Thursday, March 27, 2008
OK, so the TSLF result is in.....and it left your humble scribe scratching his head. Given the daily moans concerning the "worst banking crisis since the Depression" (has that phrase been trademarked yet?), one would have presumed that a facility that enabled banks to replace soiled MBS turds with shiny Treasuries would have generated quite a bit of interest.
In fact, the result was pretty damned tepid. Bid-to-cover was a paltry 1.15; by way of comparison, the bid-to-cover at today's 5 year Treasury auction, which most observers characterized as "mixed", was 1.98. The lowest bid-to-cover at any of the TAFs was 1.25, and the rest of them have been closer to 2, if not more.

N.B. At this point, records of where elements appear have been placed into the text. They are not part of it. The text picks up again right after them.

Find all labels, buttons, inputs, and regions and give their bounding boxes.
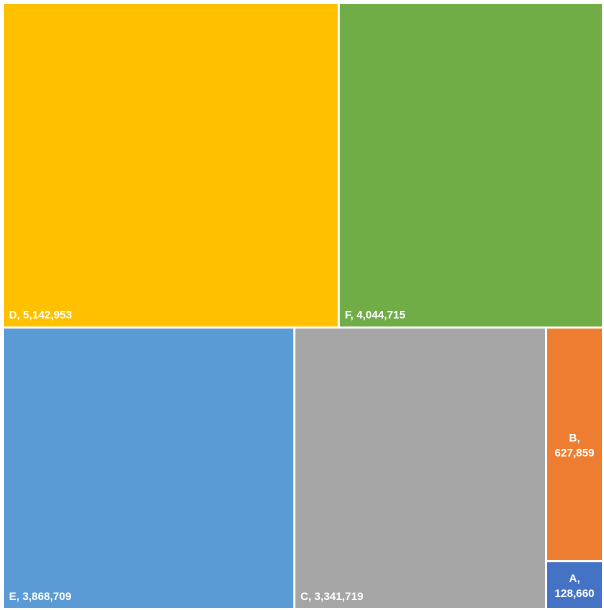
treemap-cell [545,326,604,563]
treemap-cell [545,560,604,610]
treemap-cell [2,2,340,329]
data-label: D, 5,142,953 [9,310,72,322]
label-line: 627,859 [555,447,595,459]
data-label: F, 4,044,715 [345,310,406,322]
data-label: C, 3,341,719 [300,591,363,603]
label-line: 128,660 [555,588,595,600]
label-line: A, [569,573,580,585]
data-label: A, 128,660 [555,573,595,600]
data-label: E, 3,868,709 [9,591,71,603]
label-line: B, [569,432,580,444]
treemap-cell [293,326,548,610]
treemap-cell [337,2,604,329]
data-label: B, 627,859 [555,432,595,459]
treemap-cell [2,326,296,610]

So what gives? Are banks in dire straits and in need of money for nothing? (Sorry.) If so, why couldn't they be bothered to bid more aggressively in the TSLF? (Only 7 banks submitted bids.) And if they don't need the liquidity, then why the bloody hell is the Fed helping JPM buy Bear? And if (relatively speaking) no one was going to use this facility, why did its announcement prove to be such a fillip for risk assets?
Any fixed income geeks who are more familiar with the "plumbing" of these Fed facilities than Macro Man, please feel free to chime in and enlighten him as to what he's missing. 'Cause as things now stand, this TSFL mularkey is creating more questions than answers.